The survey, released by the credit ratings agency Moody’s Investors Service on Thursday, found that nearly half of colleges and universities that responded expect enrollment declines for full-time students, and a third of the schools expect tuition revenue to decline or to grow at less than the rate of inflation.
Moody’s analysts say the problems are particularly acute at smaller, tuition-dependent schools and lower-rated universities, which have less ability to raise prices or attract students.
“The cumulative effects of years of depressed family income and net worth, as well as uncertain job prospects for many recent graduates, are combining to soften student market demand at current tuition prices," said Emily Schwarz, a Moody’s analyst and lead author of the report, in a statement.
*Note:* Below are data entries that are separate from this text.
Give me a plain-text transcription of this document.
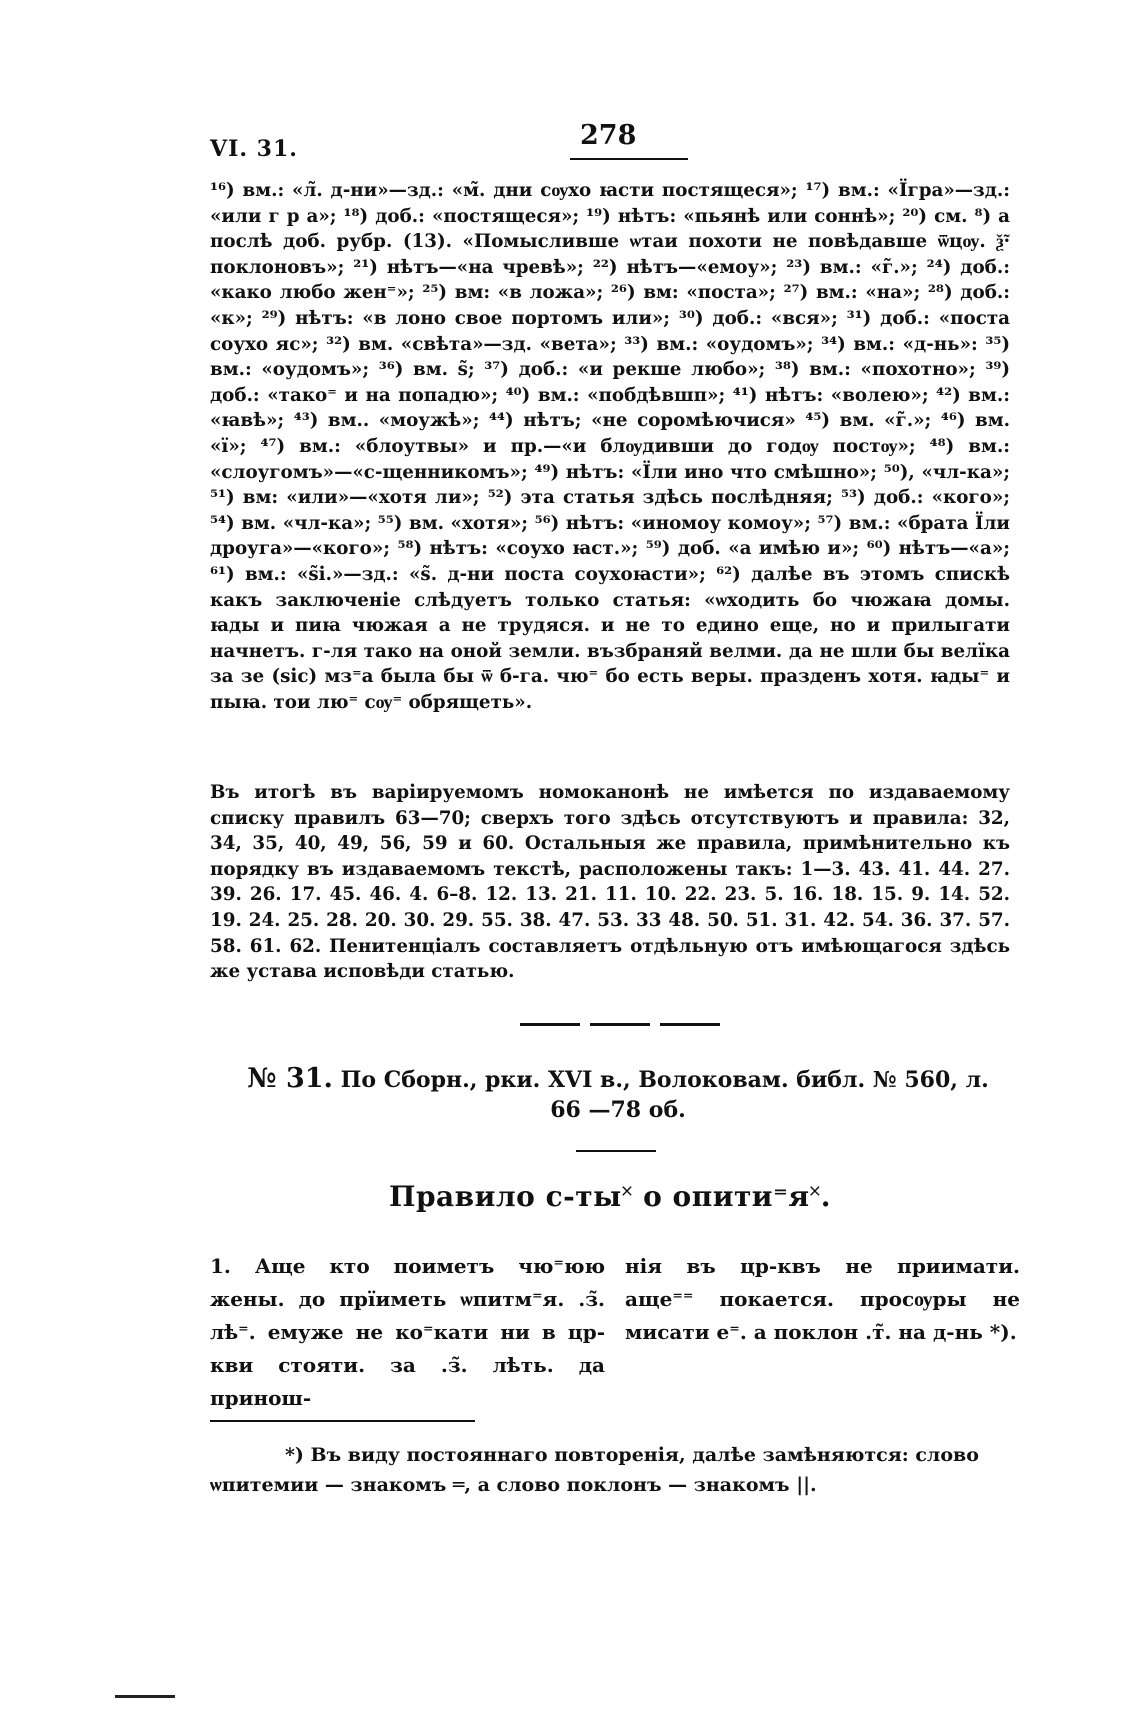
VI. 31.	278
¹⁶) вм.: «л̃. д-ни»—зд.: «м̃. дни сѹхо ꙗсти постящеся»; ¹⁷) вм.: «Їгра»—зд.: «или г р а»; ¹⁸) доб.: «постящеся»; ¹⁹) нѣтъ: «пьянѣ или соннѣ»; ²⁰) см. ⁸) а послѣ доб. рубр. (13). «Помысливше ѡтаи похоти не повѣдавше ѿцѹ. ѯ̃· поклоновъ»; ²¹) нѣтъ—«на чревѣ»; ²²) нѣтъ—«емоу»; ²³) вм.: «г̃.»; ²⁴) доб.: «како любо жен⁼»; ²⁵) вм: «в ложа»; ²⁶) вм: «поста»; ²⁷) вм.: «на»; ²⁸) доб.: «к»; ²⁹) нѣтъ: «в лоно свое портомъ или»; ³⁰) доб.: «вся»; ³¹) доб.: «поста соухо яс»; ³²) вм. «свѣта»—зд. «вета»; ³³) вм.: «оудомъ»; ³⁴) вм.: «д-нь»: ³⁵) вм.: «оудомъ»; ³⁶) вм. ѕ̃; ³⁷) доб.: «и рекше любо»; ³⁸) вм.: «похотно»; ³⁹) доб.: «тако⁼ и на попадю»; ⁴⁰) вм.: «побдѣвшп»; ⁴¹) нѣтъ: «волею»; ⁴²) вм.: «ꙗвѣ»; ⁴³) вм.. «моужѣ»; ⁴⁴) нѣтъ; «не соромѣючися» ⁴⁵) вм. «г̃.»; ⁴⁶) вм. «ї»; ⁴⁷) вм.: «блоутвы» и пр.—«и блѹдивши до годѹ постѹ»; ⁴⁸) вм.: «слоугомъ»—«с-щенникомъ»; ⁴⁹) нѣтъ: «Їли ино что смѣшно»; ⁵⁰), «чл-ка»; ⁵¹) вм: «или»—«хотя ли»; ⁵²) эта статья здѣсь послѣдняя; ⁵³) доб.: «кого»; ⁵⁴) вм. «чл-ка»; ⁵⁵) вм. «хотя»; ⁵⁶) нѣтъ: «иномоу комоу»; ⁵⁷) вм.: «брата Їли дроуга»—«кого»; ⁵⁸) нѣтъ: «соухо ꙗст.»; ⁵⁹) доб. «а имѣю и»; ⁶⁰) нѣтъ—«а»; ⁶¹) вм.: «ѕ̃і.»—зд.: «ѕ̃. д-ни поста соухоꙗсти»; ⁶²) далѣе въ этомъ спискѣ какъ заключеніе слѣдуетъ только статья: «ѡходить бо чюжаꙗ домы. ꙗды и пиꙗ чюжая а не трудяся. и не то едино еще, но и прилыгати начнетъ. г-ля тако на оной земли. възбраняй велми. да не шли бы велїка за зе (sic) мз⁼а была бы ѿ б-га. чю⁼ бо есть веры. празденъ хотя. ꙗды⁼ и пыꙗ. тои лю⁼ сѹ⁼ обрящеть».
Въ итогѣ въ варіируемомъ номоканонѣ не имѣется по издаваемому списку правилъ 63—70; сверхъ того здѣсь отсутствуютъ и правила: 32, 34, 35, 40, 49, 56, 59 и 60. Остальныя же правила, примѣнительно къ порядку въ издаваемомъ текстѣ, расположены такъ: 1—3. 43. 41. 44. 27. 39. 26. 17. 45. 46. 4. 6–8. 12. 13. 21. 11. 10. 22. 23. 5. 16. 18. 15. 9. 14. 52. 19. 24. 25. 28. 20. 30. 29. 55. 38. 47. 53. 33 48. 50. 51. 31. 42. 54. 36. 37. 57. 58. 61. 62. Пенитенціалъ составляетъ отдѣльную отъ имѣющагося здѣсь же устава исповѣди статью.
№ 31. По Сборн., рки. XVI в., Волоковам. библ. № 560, л. 66 —78 об.
Правило с-ты˟ о опити⁼я˟.
1. Аще кто поиметъ чю⁼юю жены. до прїиметь ѡпитм⁼я. .з̃. лѣ⁼. емуже не ко⁼кати ни в цр-кви стояти. за .з̃. лѣть. да принош-
нія въ цр-квъ не приимати. аще⁼⁼ покается. просѹры не мисати е⁼. а поклон .т̃. на д-нь *).
*) Въ виду постояннаго повторенія, далѣе замѣняются: слово ѡпитемии — знакомъ ═, а слово поклонъ — знакомъ ||.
The growing financial challenges for colleges and universities come as students and graduates have amassed more than $1 trillion in student debt, and many are struggling to pay their bills. Nearly 1 in 6 people with an outstanding student loan balance is in default, the federal government says.
Before the financial crisis of 2008, colleges and universities routinely raised tuition with little effect on the number of prospective students who applied. Some private colleges said that applications actually increased when they bolstered prices, apparently because families equated higher prices with quality.
But that attitude has changed, in part because families’ income has declined. Schwarz also noted, “Tougher governmental scrutiny of higher education costs and disclosure practices is adding regulatory and political pressure to tuition and revenue from rising at past rates."
In addition, she noted that budget negotiations in Congress could lead to cuts in student aid programs, even as the share of students who depend on government help continues to rise.